Na época do assassinato de Edmundo Pinto, que a Polícia Civil de São Paulo classificou como um assalto comum em que os bandidos que o atacaram não sabiam que se tratava de um governador de Estado, seus familiares, incluindo a viúva Fátima Almeida e o filho mais velho, Rodrigo Pinto, sempre insistiam que o assassinato foi um crime político. Apesar da confissão dos três bandidos implicados no crime, os familiares sempre apontaram que os acusados seriam “inocentes úteis e utilizados pela Polícia paulista para encerrar o caso sem investigar as verdadeiras causas do crime e os autores de fato do assassinato. Os três acusados morreriam no presídio três anos após serem condenados por latrocínio, o crime de assalto seguido de morte, o que serviu para aumentar inda mais as suspeitas de que os presos foram utilizados como “bois de piranha” e que os verdadeiros assassinos do governador eram políticos interessados em seu poder ou em ocultar corrupção envolvendo as esferas do mais alto poder na República. Na ´poca, o governo de Edmundo Pinto tentava construir, em Rio Branco, o Parque da Maternidade, uma obra estimada na épica em 110 milhões de dólares. A Construtora, no caso, era Odebrecht.
Após 33 anos de suspeições sobre quem realmente matou ou mandou matar a Edmundo Pito, jornalistas acreanos – do site AC24horas – que procuraram, via Lei da Transparência, informações sobre o crime foram candidamente informados de que a Secretaria de Segurança Pública de São Paulo não mais dispõe de informações sobre o caso porque os documentos teriam sido destruídos pelo tempo. A informação causou indignação ao deputado Afonso Fernandes.

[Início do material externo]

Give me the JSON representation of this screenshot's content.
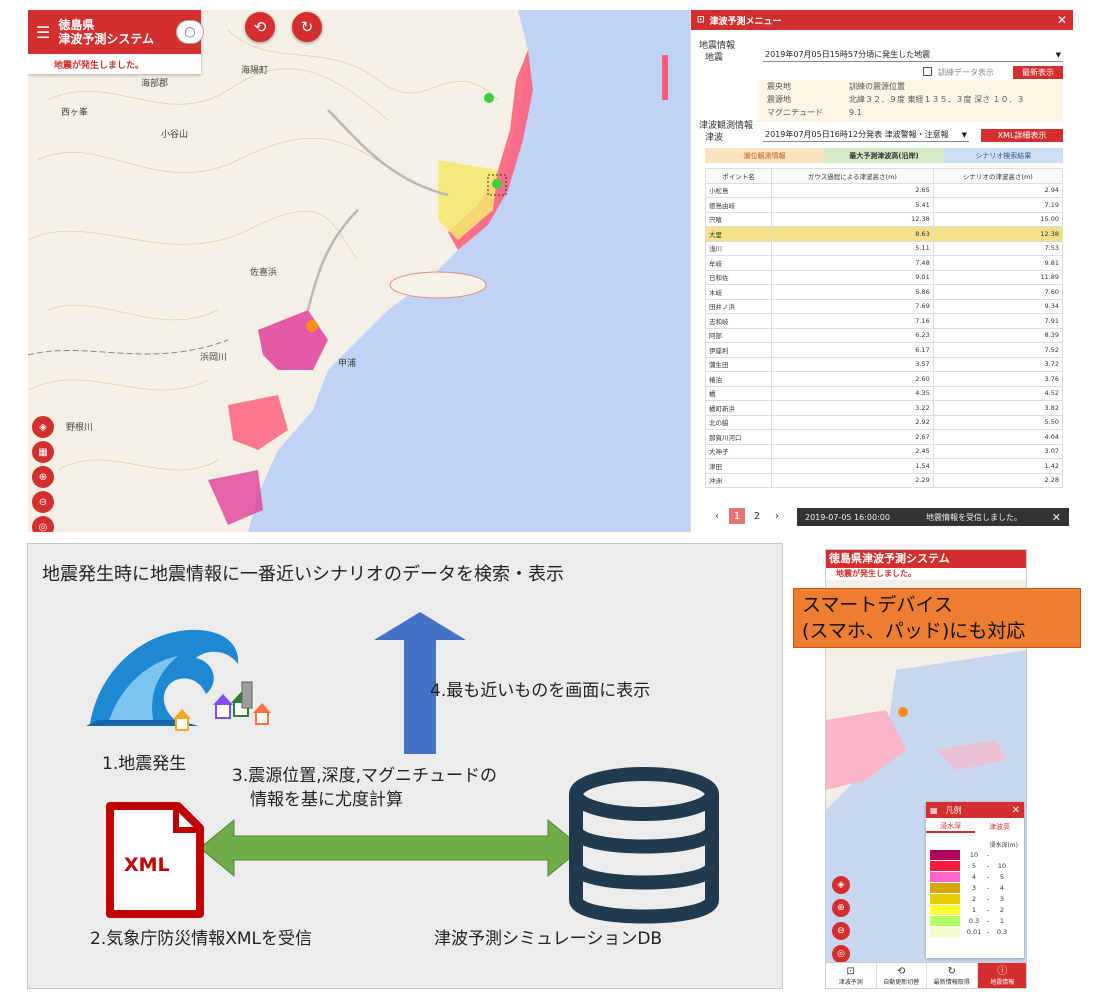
{
  "map": {
    "app_title_line1": "徳島県",
    "app_title_line2": "津波予測システム",
    "app_status": "地震が発生しました。",
    "toggle_label": "◯",
    "labels": [
      "海陽町",
      "海部郡",
      "西ヶ峯",
      "小谷山",
      "野根川",
      "浜岡川",
      "甲浦",
      "佐喜浜"
    ]
  },
  "panel": {
    "title": "津波予測メニュー",
    "quake_section": "地震情報",
    "quake_label": "地震",
    "quake_select": "2019年07月05日15時57分頃に発生した地震",
    "training_label": "訓練データ表示",
    "latest_button": "最新表示",
    "quake_rows": [
      {
        "k": "震央地",
        "v": "訓練の震源位置"
      },
      {
        "k": "震源地",
        "v": "北緯３２．９度 東経１３５．３度 深さ １０．３"
      },
      {
        "k": "マグニチュード",
        "v": "9.1"
      }
    ],
    "tsunami_section": "津波観測情報",
    "tsunami_label": "津波",
    "tsunami_select": "2019年07月05日16時12分発表 津波警報・注意報",
    "xml_button": "XML詳細表示",
    "tabs": [
      "潮位観測情報",
      "最大予測津波高(沿岸)",
      "シナリオ検索結果"
    ],
    "table_headers": [
      "ポイント名",
      "ガウス過程による津波高さ(m)",
      "シナリオの津波高さ(m)"
    ],
    "rows": [
      {
        "name": "小松島",
        "gp": "2.65",
        "sc": "2.94"
      },
      {
        "name": "徳島由岐",
        "gp": "5.41",
        "sc": "7.19"
      },
      {
        "name": "宍喰",
        "gp": "12.38",
        "sc": "15.00"
      },
      {
        "name": "大里",
        "gp": "8.63",
        "sc": "12.38"
      },
      {
        "name": "浅川",
        "gp": "5.11",
        "sc": "7.53"
      },
      {
        "name": "牟岐",
        "gp": "7.48",
        "sc": "9.81"
      },
      {
        "name": "日和佐",
        "gp": "9.01",
        "sc": "11.89"
      },
      {
        "name": "木岐",
        "gp": "5.86",
        "sc": "7.60"
      },
      {
        "name": "田井ノ浜",
        "gp": "7.69",
        "sc": "9.34"
      },
      {
        "name": "志和岐",
        "gp": "7.16",
        "sc": "7.91"
      },
      {
        "name": "阿部",
        "gp": "6.23",
        "sc": "8.39"
      },
      {
        "name": "伊座利",
        "gp": "6.17",
        "sc": "7.52"
      },
      {
        "name": "蒲生田",
        "gp": "3.57",
        "sc": "3.72"
      },
      {
        "name": "椿泊",
        "gp": "2.60",
        "sc": "3.76"
      },
      {
        "name": "橘",
        "gp": "4.35",
        "sc": "4.52"
      },
      {
        "name": "橘町新浜",
        "gp": "3.22",
        "sc": "3.82"
      },
      {
        "name": "北の脇",
        "gp": "2.92",
        "sc": "5.50"
      },
      {
        "name": "那賀川河口",
        "gp": "2.67",
        "sc": "4.04"
      },
      {
        "name": "大神子",
        "gp": "2.45",
        "sc": "3.07"
      },
      {
        "name": "津田",
        "gp": "1.54",
        "sc": "1.42"
      },
      {
        "name": "沖洲",
        "gp": "2.29",
        "sc": "2.28"
      }
    ],
    "pager": {
      "prev": "‹",
      "page1": "1",
      "page2": "2",
      "next": "›"
    },
    "toast_time": "2019-07-05 16:00:00",
    "toast_msg": "地震情報を受信しました。"
  },
  "diagram": {
    "title": "地震発生時に地震情報に一番近いシナリオのデータを検索・表示",
    "step1": "1.地震発生",
    "step2": "2.気象庁防災情報XMLを受信",
    "step3_line1": "3.震源位置,深度,マグニチュードの",
    "step3_line2": "情報を基に尤度計算",
    "step4": "4.最も近いものを画面に表示",
    "db_label": "津波予測シミュレーションDB",
    "xml_icon_text": "XML"
  },
  "phone": {
    "title": "徳島県津波予測システム",
    "status": "地震が発生しました。",
    "legend_title": "凡例",
    "legend_tabs": [
      "浸水深",
      "津波高"
    ],
    "legend_unit": "浸水深(m)",
    "legend_rows": [
      {
        "color": "#b0005a",
        "a": "10",
        "b": ""
      },
      {
        "color": "#ff1a3c",
        "a": "5",
        "b": "10"
      },
      {
        "color": "#ff66cc",
        "a": "4",
        "b": "5"
      },
      {
        "color": "#d4a800",
        "a": "3",
        "b": "4"
      },
      {
        "color": "#e6cc00",
        "a": "2",
        "b": "3"
      },
      {
        "color": "#ffff33",
        "a": "1",
        "b": "2"
      },
      {
        "color": "#b3ff66",
        "a": "0.3",
        "b": "1"
      },
      {
        "color": "#f0ffcc",
        "a": "0.01",
        "b": "0.3"
      }
    ],
    "bottom_bar": [
      "津波予測",
      "自動更新切替",
      "最新情報取得",
      "地震情報"
    ]
  },
  "callout": {
    "line1": "スマートデバイス",
    "line2": "(スマホ、パッド)にも対応"
  },
  "colors": {
    "brand_red": "#d32f2f",
    "arrow_blue": "#4472c4",
    "arrow_green": "#70ad47",
    "db_navy": "#1f3b4d",
    "xml_red": "#c00000",
    "callout_orange": "#ed7d31"
  }
}
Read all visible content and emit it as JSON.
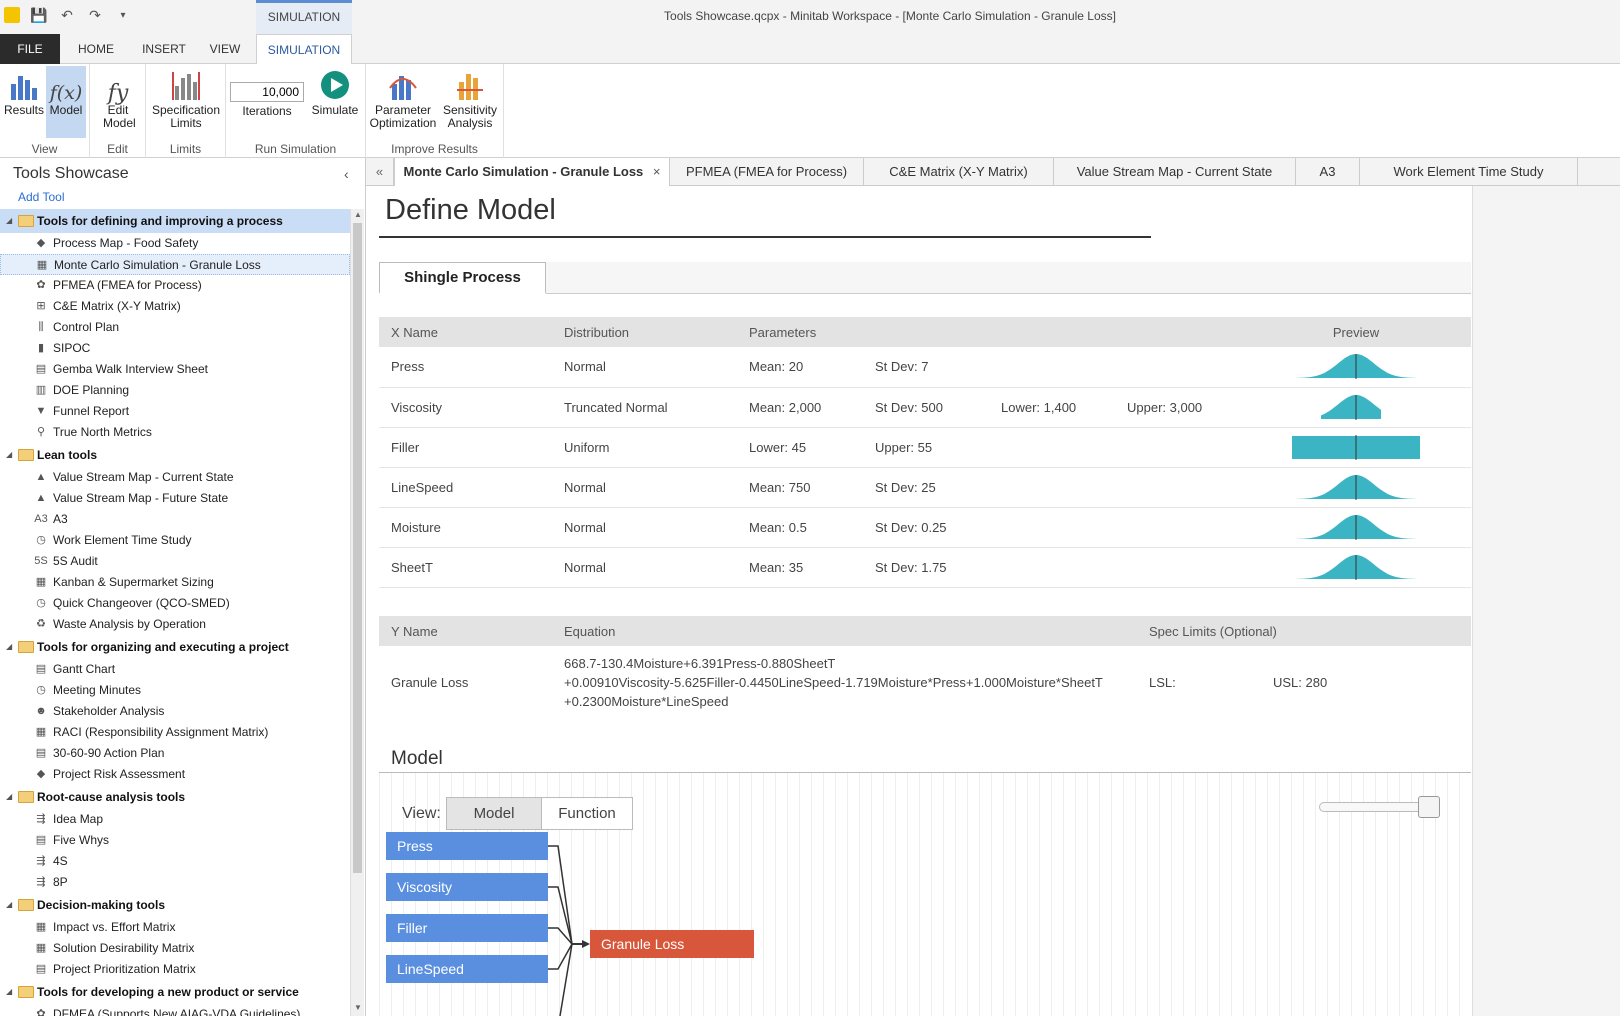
{
  "window": {
    "title": "Tools Showcase.qcpx - Minitab Workspace - [Monte Carlo Simulation - Granule Loss]",
    "context_tab_label": "SIMULATION"
  },
  "ribbon_tabs": [
    "FILE",
    "HOME",
    "INSERT",
    "VIEW",
    "SIMULATION"
  ],
  "ribbon": {
    "view_group": {
      "label": "View",
      "results": "Results",
      "model": "Model"
    },
    "edit_group": {
      "label": "Edit",
      "edit_model": "Edit Model"
    },
    "limits_group": {
      "label": "Limits",
      "spec_limits": "Specification Limits"
    },
    "run_group": {
      "label": "Run Simulation",
      "iterations_value": "10,000",
      "iterations_label": "Iterations",
      "simulate": "Simulate"
    },
    "improve_group": {
      "label": "Improve Results",
      "param_opt": "Parameter Optimization",
      "sensitivity": "Sensitivity Analysis"
    }
  },
  "sidebar": {
    "title": "Tools Showcase",
    "add_tool": "Add Tool",
    "groups": [
      {
        "label": "Tools for defining and improving a process",
        "items": [
          {
            "label": "Process Map - Food Safety",
            "icon": "◆"
          },
          {
            "label": "Monte Carlo Simulation - Granule Loss",
            "icon": "▦"
          },
          {
            "label": "PFMEA (FMEA for Process)",
            "icon": "✿"
          },
          {
            "label": "C&E Matrix (X-Y Matrix)",
            "icon": "⊞"
          },
          {
            "label": "Control Plan",
            "icon": "⫼"
          },
          {
            "label": "SIPOC",
            "icon": "▮"
          },
          {
            "label": "Gemba Walk Interview Sheet",
            "icon": "▤"
          },
          {
            "label": "DOE Planning",
            "icon": "▥"
          },
          {
            "label": "Funnel Report",
            "icon": "▼"
          },
          {
            "label": "True North Metrics",
            "icon": "⚲"
          }
        ]
      },
      {
        "label": "Lean tools",
        "items": [
          {
            "label": "Value Stream Map - Current State",
            "icon": "▲"
          },
          {
            "label": "Value Stream Map - Future State",
            "icon": "▲"
          },
          {
            "label": "A3",
            "icon": "A3"
          },
          {
            "label": "Work Element Time Study",
            "icon": "◷"
          },
          {
            "label": "5S Audit",
            "icon": "5S"
          },
          {
            "label": "Kanban & Supermarket Sizing",
            "icon": "▦"
          },
          {
            "label": "Quick Changeover (QCO-SMED)",
            "icon": "◷"
          },
          {
            "label": "Waste Analysis by Operation",
            "icon": "♻"
          }
        ]
      },
      {
        "label": "Tools for organizing and executing a project",
        "items": [
          {
            "label": "Gantt Chart",
            "icon": "▤"
          },
          {
            "label": "Meeting Minutes",
            "icon": "◷"
          },
          {
            "label": "Stakeholder Analysis",
            "icon": "☻"
          },
          {
            "label": "RACI (Responsibility Assignment Matrix)",
            "icon": "▦"
          },
          {
            "label": "30-60-90 Action Plan",
            "icon": "▤"
          },
          {
            "label": "Project Risk Assessment",
            "icon": "◆"
          }
        ]
      },
      {
        "label": "Root-cause analysis tools",
        "items": [
          {
            "label": "Idea Map",
            "icon": "⇶"
          },
          {
            "label": "Five Whys",
            "icon": "▤"
          },
          {
            "label": "4S",
            "icon": "⇶"
          },
          {
            "label": "8P",
            "icon": "⇶"
          }
        ]
      },
      {
        "label": "Decision-making tools",
        "items": [
          {
            "label": "Impact vs. Effort Matrix",
            "icon": "▦"
          },
          {
            "label": "Solution Desirability Matrix",
            "icon": "▦"
          },
          {
            "label": "Project Prioritization Matrix",
            "icon": "▤"
          }
        ]
      },
      {
        "label": "Tools for developing a new product or service",
        "items": [
          {
            "label": "DFMEA (Supports New AIAG-VDA Guidelines)",
            "icon": "✿"
          }
        ]
      }
    ]
  },
  "doc_tabs": [
    "Monte Carlo Simulation - Granule Loss",
    "PFMEA (FMEA for Process)",
    "C&E Matrix (X-Y Matrix)",
    "Value Stream Map - Current State",
    "A3",
    "Work Element Time Study"
  ],
  "main": {
    "title": "Define Model",
    "process_tab": "Shingle Process",
    "x_headers": {
      "name": "X Name",
      "distribution": "Distribution",
      "parameters": "Parameters",
      "preview": "Preview"
    },
    "x_rows": [
      {
        "name": "Press",
        "distribution": "Normal",
        "p1": "Mean: 20",
        "p2": "St Dev: 7",
        "p3": "",
        "p4": "",
        "preview": "normal"
      },
      {
        "name": "Viscosity",
        "distribution": "Truncated Normal",
        "p1": "Mean: 2,000",
        "p2": "St Dev: 500",
        "p3": "Lower: 1,400",
        "p4": "Upper: 3,000",
        "preview": "truncated"
      },
      {
        "name": "Filler",
        "distribution": "Uniform",
        "p1": "Lower: 45",
        "p2": "Upper: 55",
        "p3": "",
        "p4": "",
        "preview": "uniform"
      },
      {
        "name": "LineSpeed",
        "distribution": "Normal",
        "p1": "Mean: 750",
        "p2": "St Dev: 25",
        "p3": "",
        "p4": "",
        "preview": "normal"
      },
      {
        "name": "Moisture",
        "distribution": "Normal",
        "p1": "Mean: 0.5",
        "p2": "St Dev: 0.25",
        "p3": "",
        "p4": "",
        "preview": "normal"
      },
      {
        "name": "SheetT",
        "distribution": "Normal",
        "p1": "Mean: 35",
        "p2": "St Dev: 1.75",
        "p3": "",
        "p4": "",
        "preview": "normal"
      }
    ],
    "y_headers": {
      "name": "Y Name",
      "equation": "Equation",
      "spec": "Spec Limits (Optional)"
    },
    "y_row": {
      "name": "Granule Loss",
      "equation_l1": "668.7-130.4Moisture+6.391Press-0.880SheetT",
      "equation_l2": "+0.00910Viscosity-5.625Filler-0.4450LineSpeed-1.719Moisture*Press+1.000Moisture*SheetT",
      "equation_l3": "+0.2300Moisture*LineSpeed",
      "lsl": "LSL:",
      "usl": "USL: 280"
    },
    "model_heading": "Model",
    "view_label": "View:",
    "view_options": [
      "Model",
      "Function"
    ],
    "x_nodes": [
      "Press",
      "Viscosity",
      "Filler",
      "LineSpeed"
    ],
    "y_node": "Granule Loss",
    "colors": {
      "x_node": "#5a8fe0",
      "y_node": "#d8573a",
      "preview": "#3bb5c4"
    }
  }
}
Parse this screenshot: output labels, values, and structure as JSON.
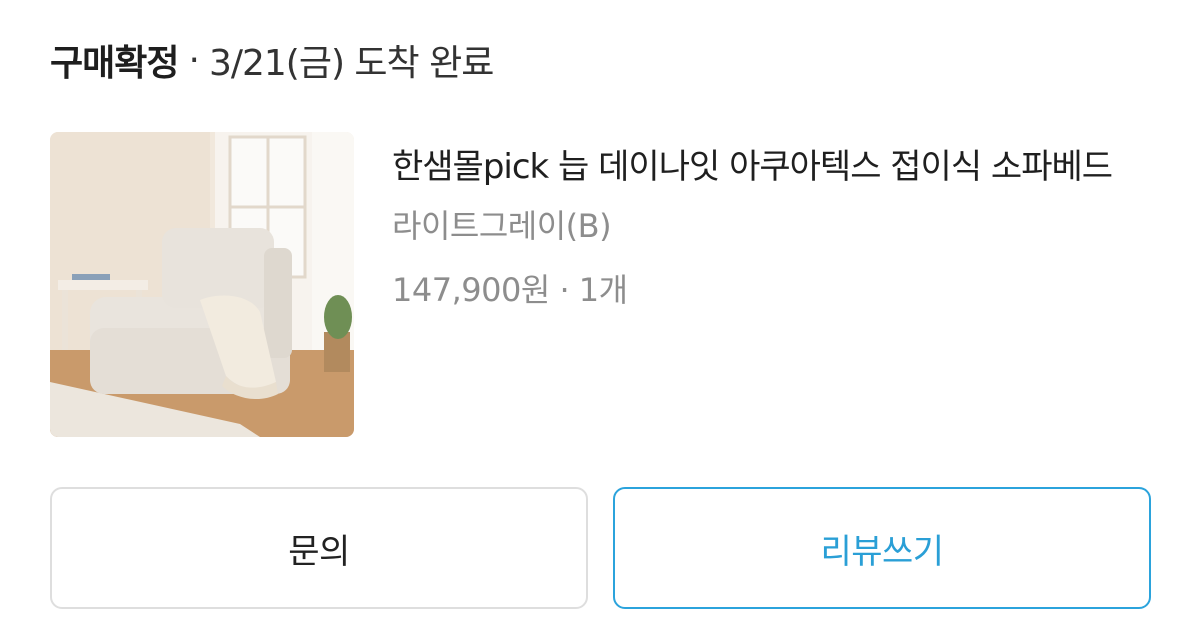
{
  "header": {
    "status": "구매확정",
    "separator": "·",
    "delivery": "3/21(금) 도착 완료"
  },
  "product": {
    "image_icon": "sofa-bed-product-photo",
    "title": "한샘몰pick 늡 데이나잇 아쿠아텍스 접이식 소파베드",
    "option": "라이트그레이(B)",
    "price": "147,900원",
    "separator": "·",
    "quantity": "1개"
  },
  "buttons": {
    "inquiry_label": "문의",
    "review_label": "리뷰쓰기"
  },
  "colors": {
    "accent": "#2ba3dc",
    "muted_text": "#8d8d8d",
    "border": "#dedede"
  }
}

“O governador Edmundo Pinto era um acreano que trabalyava pelo bem estar de seu povo e merecia mais respeito em relação á sua história”, disse, indignado, o deputado Afonso Fernandes em discurso na Aleac ao justificar o requerimento à Polícia paulista. “As novas gerações de acreanos tem o direito de saberem o que aconteceu com seu governador”, acrescentou.